With coal's share falling and nuclear's edging up slightly, natural gas and zero-carbon energy sources accounted for about three-quarters of the US power mix in 2019, compared to 54% in 2010. The year capped a decade in which the country "fundamentally overhauled how it produces, delivers, and consumes hydrocarbons, electrons, and heat," the report said.
"None of this decarbonization and transformation is costing more," said Ethan Zindler, head of the Americas at BloombergNEF. "In fact, it's costing less, and it is improving the U.S. economic competitiveness."

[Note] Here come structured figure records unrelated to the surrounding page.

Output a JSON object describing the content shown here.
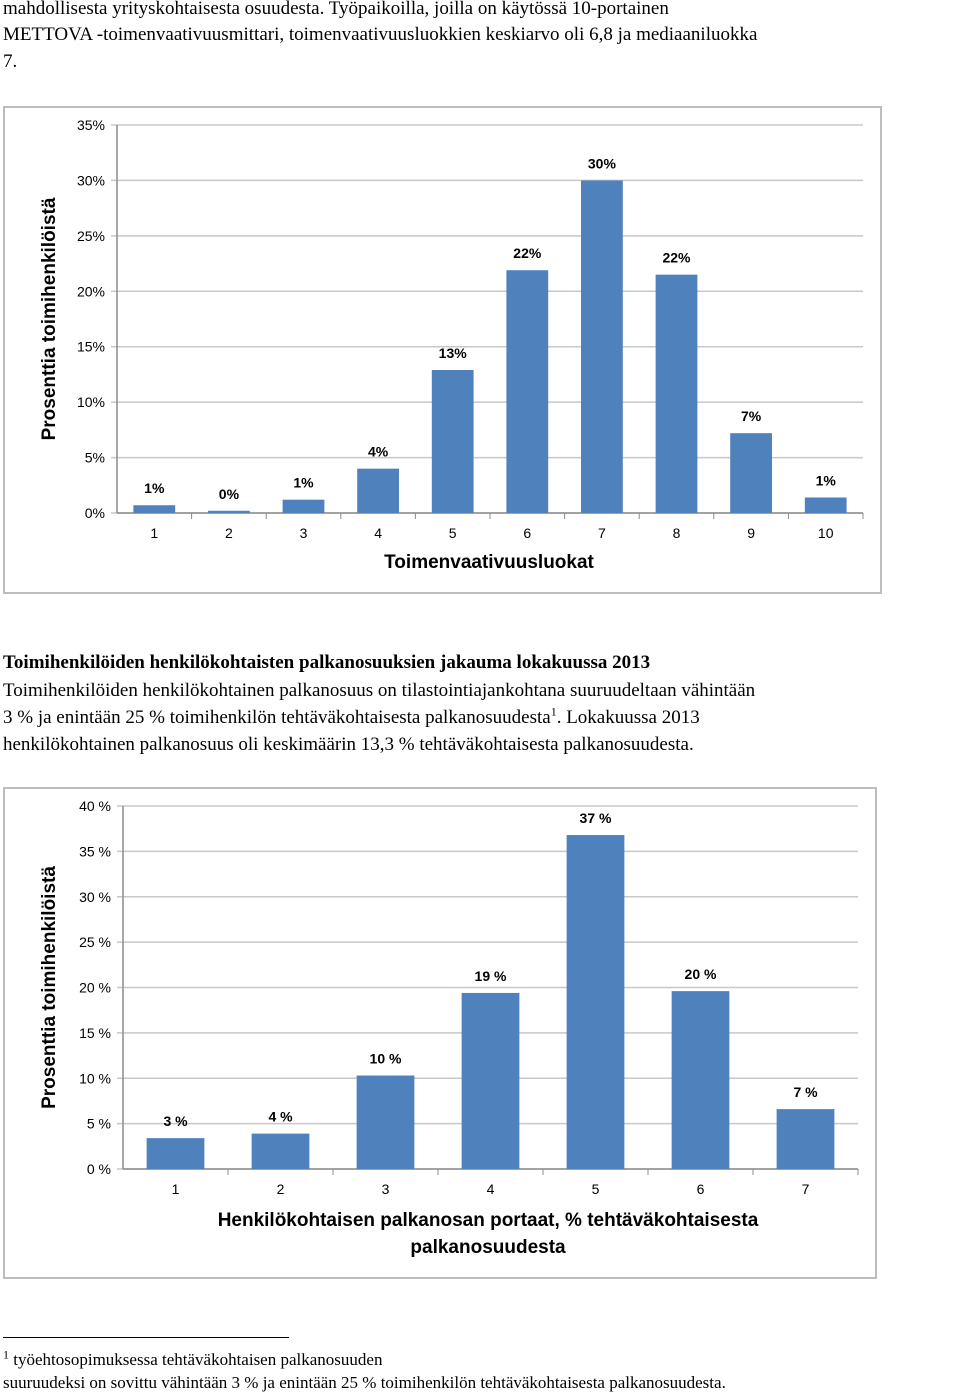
{
  "intro": {
    "line1": "mahdollisesta yrityskohtaisesta osuudesta. Työpaikoilla, joilla on käytössä 10-portainen",
    "line2": "METTOVA -toimenvaativuusmittari, toimenvaativuusluokkien keskiarvo oli 6,8 ja mediaaniluokka",
    "line3": "7."
  },
  "section": {
    "heading": "Toimihenkilöiden henkilökohtaisten palkanosuuksien jakauma lokakuussa 2013",
    "p_line1": "Toimihenkilöiden henkilökohtainen palkanosuus on tilastointiajankohtana suuruudeltaan vähintään",
    "p_line2a": "3 % ja enintään 25 % toimihenkilön tehtäväkohtaisesta palkanosuudesta",
    "p_sup": "1",
    "p_line2b": ". Lokakuussa 2013",
    "p_line3": "henkilökohtainen palkanosuus oli keskimäärin 13,3 % tehtäväkohtaisesta palkanosuudesta."
  },
  "footnote": {
    "mark": "1",
    "line1": " työehtosopimuksessa tehtäväkohtaisen palkanosuuden",
    "line2": "suuruudeksi on sovittu vähintään 3 % ja enintään 25 % toimihenkilön tehtäväkohtaisesta palkanosuudesta."
  },
  "chart_data": [
    {
      "type": "bar",
      "title": "",
      "xlabel": "Toimenvaativuusluokat",
      "ylabel": "Prosenttia toimihenkilöistä",
      "categories": [
        "1",
        "2",
        "3",
        "4",
        "5",
        "6",
        "7",
        "8",
        "9",
        "10"
      ],
      "values": [
        0.7,
        0.2,
        1.2,
        4.0,
        12.9,
        21.9,
        30.0,
        21.5,
        7.2,
        1.4
      ],
      "data_labels": [
        "1%",
        "0%",
        "1%",
        "4%",
        "13%",
        "22%",
        "30%",
        "22%",
        "7%",
        "1%"
      ],
      "ylim": [
        0,
        35
      ],
      "yticks": [
        0,
        5,
        10,
        15,
        20,
        25,
        30,
        35
      ],
      "ytick_labels": [
        "0%",
        "5%",
        "10%",
        "15%",
        "20%",
        "25%",
        "30%",
        "35%"
      ],
      "grid": true,
      "bar_color": "#4f81bd"
    },
    {
      "type": "bar",
      "title": "",
      "xlabel": "Henkilökohtaisen palkanosan portaat, % tehtäväkohtaisesta palkanosuudesta",
      "xlabel_lines": [
        "Henkilökohtaisen palkanosan portaat, % tehtäväkohtaisesta",
        "palkanosuudesta"
      ],
      "ylabel": "Prosenttia toimihenkilöistä",
      "categories": [
        "1",
        "2",
        "3",
        "4",
        "5",
        "6",
        "7"
      ],
      "values": [
        3.4,
        3.9,
        10.3,
        19.4,
        36.8,
        19.6,
        6.6
      ],
      "data_labels": [
        "3 %",
        "4 %",
        "10 %",
        "19 %",
        "37 %",
        "20 %",
        "7 %"
      ],
      "ylim": [
        0,
        40
      ],
      "yticks": [
        0,
        5,
        10,
        15,
        20,
        25,
        30,
        35,
        40
      ],
      "ytick_labels": [
        "0 %",
        "5 %",
        "10 %",
        "15 %",
        "20 %",
        "25 %",
        "30 %",
        "35 %",
        "40 %"
      ],
      "grid": true,
      "bar_color": "#4f81bd"
    }
  ]
}
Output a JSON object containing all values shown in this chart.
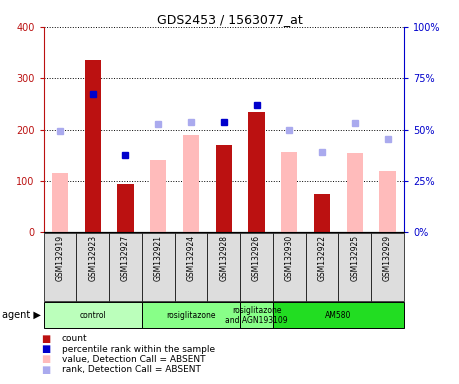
{
  "title": "GDS2453 / 1563077_at",
  "samples": [
    "GSM132919",
    "GSM132923",
    "GSM132927",
    "GSM132921",
    "GSM132924",
    "GSM132928",
    "GSM132926",
    "GSM132930",
    "GSM132922",
    "GSM132925",
    "GSM132929"
  ],
  "count_values": [
    null,
    335,
    95,
    null,
    null,
    170,
    235,
    null,
    75,
    null,
    null
  ],
  "count_absent_values": [
    115,
    null,
    null,
    140,
    190,
    null,
    null,
    157,
    null,
    155,
    120
  ],
  "rank_values": [
    null,
    270,
    150,
    null,
    null,
    215,
    247,
    null,
    null,
    null,
    null
  ],
  "rank_absent_values": [
    197,
    null,
    null,
    210,
    215,
    null,
    null,
    200,
    157,
    213,
    182
  ],
  "agent_groups": [
    {
      "label": "control",
      "start": 0,
      "end": 3,
      "color": "#bbffbb"
    },
    {
      "label": "rosiglitazone",
      "start": 3,
      "end": 6,
      "color": "#88ff88"
    },
    {
      "label": "rosiglitazone\nand AGN193109",
      "start": 6,
      "end": 7,
      "color": "#88ff88"
    },
    {
      "label": "AM580",
      "start": 7,
      "end": 11,
      "color": "#22dd22"
    }
  ],
  "ylim_left": [
    0,
    400
  ],
  "ylim_right": [
    0,
    100
  ],
  "yticks_left": [
    0,
    100,
    200,
    300,
    400
  ],
  "yticks_right": [
    0,
    25,
    50,
    75,
    100
  ],
  "ytick_labels_right": [
    "0%",
    "25%",
    "50%",
    "75%",
    "100%"
  ],
  "bar_width": 0.5,
  "count_color": "#bb1111",
  "count_absent_color": "#ffbbbb",
  "rank_color": "#0000cc",
  "rank_absent_color": "#aaaaee",
  "background_color": "#ffffff",
  "plot_bg_color": "#ffffff",
  "sample_bg": "#dddddd"
}
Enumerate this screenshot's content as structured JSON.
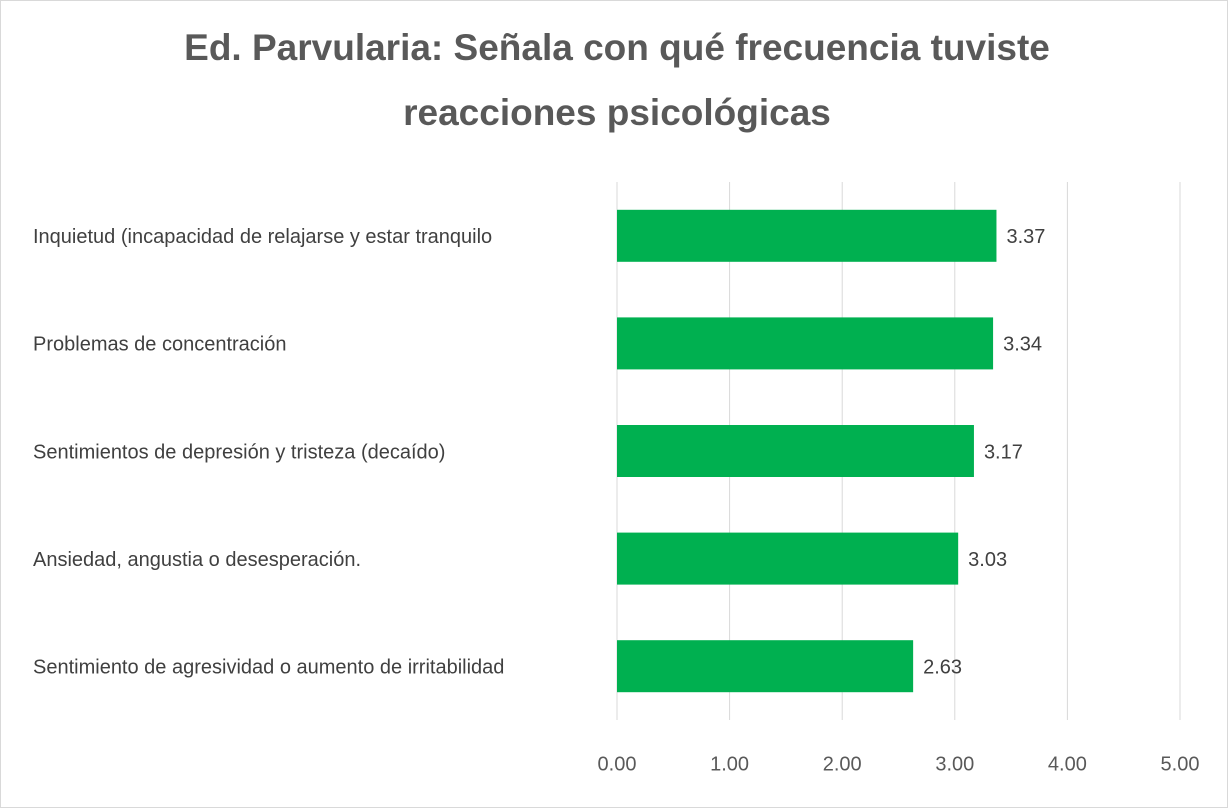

Pointing to gains made in energy efficiency, Zindler said the past 10 years also have shown that the country can grow its economy at a faster pace than its energy consumption, which can help to limit emissions. In 2019, US gross domestic product expanded by 2.3% while energy consumption fell by 1% from a year earlier, according to the report.
The findings were released amid pledges by major energy companies to slash carbon emissions. BP PLC, Dominion Energy Inc. and Duke Energy Corp. all have said in recent days that they will achieve net-zero emissions by midcentury.
"We are seeing a new urgency in society to do something about climate change," Dan Whitten, vice president of public affairs at the Solar Energy Industries Association trade group, told reporters in Washington, D.C., on February 13.
In the US power sector, the use of natural gas has risen as increased production pushed down prices. Gas demand is expected to continue climbing as the country looks to displace more coal capacity and to balance higher levels of intermittent renewables, said Richard Meyer, managing director of energy analysis at the American Gas Association, a trade group.
Wind and solar installations grew by 18% and 12%, respectively, in 2019, and both industries are looking to massively increase the size of their fleets by 2030.
However, there is no guarantee that growth in renewables will be a boon for gas. Opposition has been growing to new gas plant construction due in part to concerns that the fossil fuel facilities could become stranded economically as the cost of renewables and batteries continues to fall.
Meyer dismissed such concerns, saying new gas plants "tend to be the best technology ... to be able to balance the electric grid more effectively and at lower costs compared with the status quo."
"So we are going to continue collectively to make these investments and move towards a lower-carbon future, and I see no inconsistency with the investments made today and that long-term future of a significantly lower carbon energy economy," Meyer said.